After crossing the doubletrack into the deeper woods that where was it got really interesting. It is one thing to race a trail that you have ridden a hundred times but to race in these conditions was a unique experience. The drizzle was gone and suddenly the sun returned. I remember a brief smile coming to my face as I was thinking that we had beaten the storm. It tried to keep us from racing but our determination proved to be too strong and the weather gave up. Then my smile disappeared as I rounded a corner right into a five inch deep puddle that was ten feet long. It was the first of many that would drench our bodies and splatter our clothes. From there I would cross the creek, tackle the rollers and pin it through the pines.

Instead of turning in to the last section of singletrack, the green arrow pointed me down the grassy doubletrack towards the red trail intersection. It was at this point that I was amazed that no one had yet passed me. Granted I was feeling great, my lungs were open, my legs pumping away. However I knew who I was up against. Having been in this position before I was waiting for Eric Latimer, the lead mechanic from Real Bikes Venice and one of the areas fastest off road riders, to eventually pass me. You can imagine my surprise when he didn't catch up until I was more than halfway up the Red trail which was three quarters into the race. "On your Left Al," He zipped by on his CX bike slicing through more of those long, deep puddles. I managed to keep him in sight down the Red Trail and onto the South Powerlines, beyond that he handily took the win.

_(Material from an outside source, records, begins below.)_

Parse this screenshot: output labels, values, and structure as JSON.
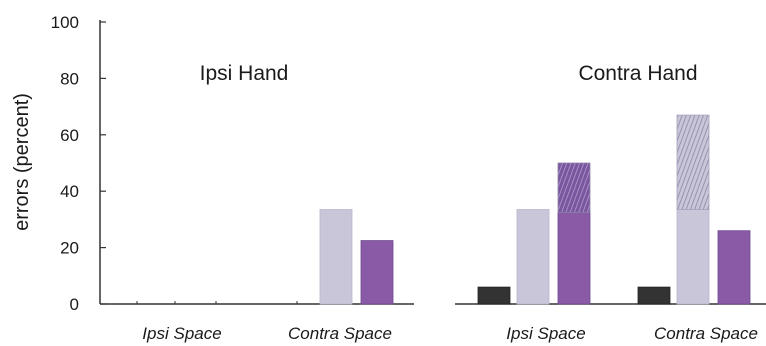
{
  "chart_data": {
    "type": "bar",
    "ylabel": "errors (percent)",
    "ylim": [
      0,
      100
    ],
    "yticks": [
      0,
      20,
      40,
      60,
      80,
      100
    ],
    "colors": {
      "dark": "#333333",
      "light": "#cac6d9",
      "purple": "#8a5aa6",
      "hatch_bg": "#c9c6d8",
      "hatch_line": "#8a87a8",
      "hatch_purple_bg": "#7a56a0",
      "hatch_purple_line": "#b8a7cf",
      "axis": "#333333"
    },
    "panels": [
      {
        "title": "Ipsi Hand",
        "categories": [
          {
            "label": "Ipsi Space",
            "bars": [
              {
                "style": "dark",
                "value": 0
              },
              {
                "style": "light",
                "value": 0
              },
              {
                "style": "purple",
                "value": 0
              }
            ]
          },
          {
            "label": "Contra Space",
            "bars": [
              {
                "style": "dark",
                "value": 0
              },
              {
                "style": "light",
                "value": 33.5
              },
              {
                "style": "purple",
                "value": 22.5
              }
            ]
          }
        ]
      },
      {
        "title": "Contra Hand",
        "categories": [
          {
            "label": "Ipsi Space",
            "bars": [
              {
                "style": "dark",
                "value": 6
              },
              {
                "style": "light",
                "value": 33.5
              },
              {
                "style": "purple",
                "value": 32.5,
                "stack": 17.5
              }
            ]
          },
          {
            "label": "Contra Space",
            "bars": [
              {
                "style": "dark",
                "value": 6
              },
              {
                "style": "light",
                "value": 33.5,
                "stack": 33.5
              },
              {
                "style": "purple",
                "value": 26
              }
            ]
          }
        ]
      }
    ]
  }
}
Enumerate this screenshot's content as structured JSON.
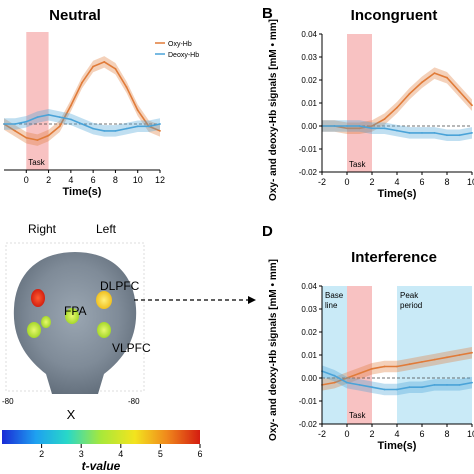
{
  "chart_data": [
    {
      "panel_letter": "",
      "title": "Neutral",
      "type": "line",
      "xlabel": "Time(s)",
      "ylabel": "",
      "xlim": [
        -2,
        12
      ],
      "ylim": [
        -0.02,
        0.04
      ],
      "x_ticks": [
        "0",
        "2",
        "4",
        "6",
        "8",
        "10",
        "12"
      ],
      "y_ticks": [],
      "shaded_regions": [
        {
          "from": 0,
          "to": 2,
          "color": "#f7b7b7",
          "label": "Task"
        }
      ],
      "legend": {
        "placement": "top-right",
        "entries": [
          "Oxy-Hb",
          "Deoxy-Hb"
        ]
      },
      "series": [
        {
          "name": "Oxy-Hb",
          "color": "#e07b39",
          "x": [
            -2,
            -1,
            0,
            1,
            2,
            3,
            4,
            5,
            6,
            7,
            8,
            9,
            10,
            11,
            12
          ],
          "y": [
            0.0,
            -0.003,
            -0.006,
            -0.007,
            -0.005,
            -0.001,
            0.008,
            0.018,
            0.025,
            0.027,
            0.024,
            0.016,
            0.006,
            -0.001,
            -0.003
          ]
        },
        {
          "name": "Deoxy-Hb",
          "color": "#4aa3d8",
          "x": [
            -2,
            -1,
            0,
            1,
            2,
            3,
            4,
            5,
            6,
            7,
            8,
            9,
            10,
            11,
            12
          ],
          "y": [
            0.0,
            0.0,
            0.001,
            0.003,
            0.004,
            0.003,
            0.002,
            0.0,
            -0.002,
            -0.003,
            -0.003,
            -0.002,
            -0.001,
            -0.001,
            0.0
          ]
        }
      ]
    },
    {
      "panel_letter": "B",
      "title": "Incongruent",
      "type": "line",
      "xlabel": "Time(s)",
      "ylabel": "Oxy- and deoxy-Hb signals [mM • mm]",
      "xlim": [
        -2,
        10
      ],
      "ylim": [
        -0.02,
        0.04
      ],
      "x_ticks": [
        "-2",
        "0",
        "2",
        "4",
        "6",
        "8",
        "10"
      ],
      "y_ticks": [
        "0.04",
        "0.03",
        "0.02",
        "0.01",
        "0.00",
        "-0.01",
        "-0.02"
      ],
      "shaded_regions": [
        {
          "from": 0,
          "to": 2,
          "color": "#f7b7b7",
          "label": "Task"
        }
      ],
      "series": [
        {
          "name": "Oxy-Hb",
          "color": "#e07b39",
          "x": [
            -2,
            -1,
            0,
            1,
            2,
            3,
            4,
            5,
            6,
            7,
            8,
            9,
            10
          ],
          "y": [
            0.0,
            0.0,
            -0.001,
            -0.001,
            0.0,
            0.003,
            0.008,
            0.014,
            0.019,
            0.023,
            0.021,
            0.015,
            0.009
          ]
        },
        {
          "name": "Deoxy-Hb",
          "color": "#4aa3d8",
          "x": [
            -2,
            -1,
            0,
            1,
            2,
            3,
            4,
            5,
            6,
            7,
            8,
            9,
            10
          ],
          "y": [
            0.0,
            0.0,
            0.0,
            0.0,
            -0.001,
            -0.001,
            -0.002,
            -0.003,
            -0.003,
            -0.003,
            -0.004,
            -0.004,
            -0.003
          ]
        }
      ]
    },
    {
      "panel_letter": "D",
      "title": "Interference",
      "type": "line",
      "xlabel": "Time(s)",
      "ylabel": "Oxy- and deoxy-Hb signals [mM • mm]",
      "xlim": [
        -2,
        10
      ],
      "ylim": [
        -0.02,
        0.04
      ],
      "x_ticks": [
        "-2",
        "0",
        "2",
        "4",
        "6",
        "8",
        "10"
      ],
      "y_ticks": [
        "0.04",
        "0.03",
        "0.02",
        "0.01",
        "0.00",
        "-0.01",
        "-0.02"
      ],
      "shaded_regions": [
        {
          "from": -2,
          "to": 0,
          "color": "#bfe6f6",
          "label": "Base line"
        },
        {
          "from": 0,
          "to": 2,
          "color": "#f7b7b7",
          "label": "Task"
        },
        {
          "from": 4,
          "to": 10,
          "color": "#bfe6f6",
          "label": "Peak period"
        }
      ],
      "series": [
        {
          "name": "Oxy-Hb",
          "color": "#e07b39",
          "x": [
            -2,
            -1,
            0,
            1,
            2,
            3,
            4,
            5,
            6,
            7,
            8,
            9,
            10
          ],
          "y": [
            -0.003,
            -0.002,
            0.0,
            0.002,
            0.004,
            0.005,
            0.005,
            0.006,
            0.007,
            0.008,
            0.009,
            0.01,
            0.011
          ]
        },
        {
          "name": "Deoxy-Hb",
          "color": "#4aa3d8",
          "x": [
            -2,
            -1,
            0,
            1,
            2,
            3,
            4,
            5,
            6,
            7,
            8,
            9,
            10
          ],
          "y": [
            0.003,
            0.001,
            -0.002,
            -0.003,
            -0.004,
            -0.005,
            -0.005,
            -0.004,
            -0.004,
            -0.003,
            -0.003,
            -0.003,
            -0.002
          ]
        }
      ]
    }
  ],
  "brain_map": {
    "label_right": "Right",
    "label_left": "Left",
    "regions": [
      "DLPFC",
      "FPA",
      "VLPFC"
    ],
    "axis_label": "X",
    "axis_left_tick": "-80",
    "axis_right_tick": "-80",
    "blob_colors": {
      "hot": "#e8361e",
      "warm": "#f0d030",
      "mid": "#b8e030"
    }
  },
  "colorbar": {
    "ticks": [
      "2",
      "3",
      "4",
      "5",
      "6"
    ],
    "label": "t-value",
    "colors": [
      "#1a2ad6",
      "#1ea0f0",
      "#28d8c8",
      "#a8e83a",
      "#f3e41e",
      "#f08a1c",
      "#d41c10"
    ]
  }
}
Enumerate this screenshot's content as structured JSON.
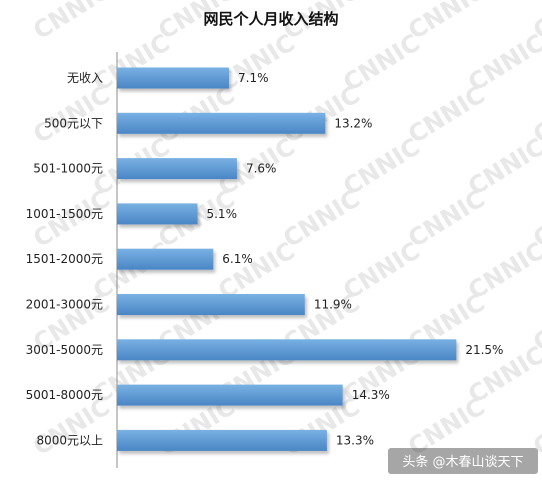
{
  "chart_data": {
    "type": "bar",
    "orientation": "horizontal",
    "title": "网民个人月收入结构",
    "categories": [
      "无收入",
      "500元以下",
      "501-1000元",
      "1001-1500元",
      "1501-2000元",
      "2001-3000元",
      "3001-5000元",
      "5001-8000元",
      "8000元以上"
    ],
    "values": [
      7.1,
      13.2,
      7.6,
      5.1,
      6.1,
      11.9,
      21.5,
      14.3,
      13.3
    ],
    "value_labels": [
      "7.1%",
      "13.2%",
      "7.6%",
      "5.1%",
      "6.1%",
      "11.9%",
      "21.5%",
      "14.3%",
      "13.3%"
    ],
    "xlim": [
      0,
      23
    ],
    "bar_color": "#5b9bd5",
    "grid": false,
    "legend": "none"
  },
  "watermark": "CNNIC",
  "credit": "头条 @木春山谈天下"
}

The powerlines was where I hit the wall. There was just enough water to make the dirt squishy and slow, there were just enough puddles to kill your cadence and a slight headwind added that extra obstacle. Most of the way down I pushed as hard as I could but knew that if there was one place someone might make up time against me, it was here. As I was about to turn off I looked behind to see a rider wearing an orange shirt gaining time.

Now it was doubletrack all the way back on the Red Trail. Here I finally remembered a focus trick where you count to twenty, stand up and sprint, then count again. It picked up my speed but as I came out of a dark muddy section the orange shirt flew by. It was Mark Lerch. He was making great time on his new Giant MTB. I did what I could to catch up but that man has legs. Mark finished 2nd and I came in a few seconds later in 3rd. Kicking back at the pavilion we hung out for a couple minutes when Jeff Finch pulled through. That was the race but there was a problem, we were missing a rider.


The fifth and final man, Kevin, had gone off course. He called Timmy to ask for directions. Well, four out of five ain't bad. Kevin found his way back in no time. In all it was fun race on a well thought out course with some wacky weather to boot. The summer rains usually ruin much of our riding so you have to fight a little harder to make these races happen. This one was certainly worth the effort. If nothing else we have some great pictures posted and a hell of a story to brag about. After all, how often do you get to start a race under a flash of lightning and end it in the sun?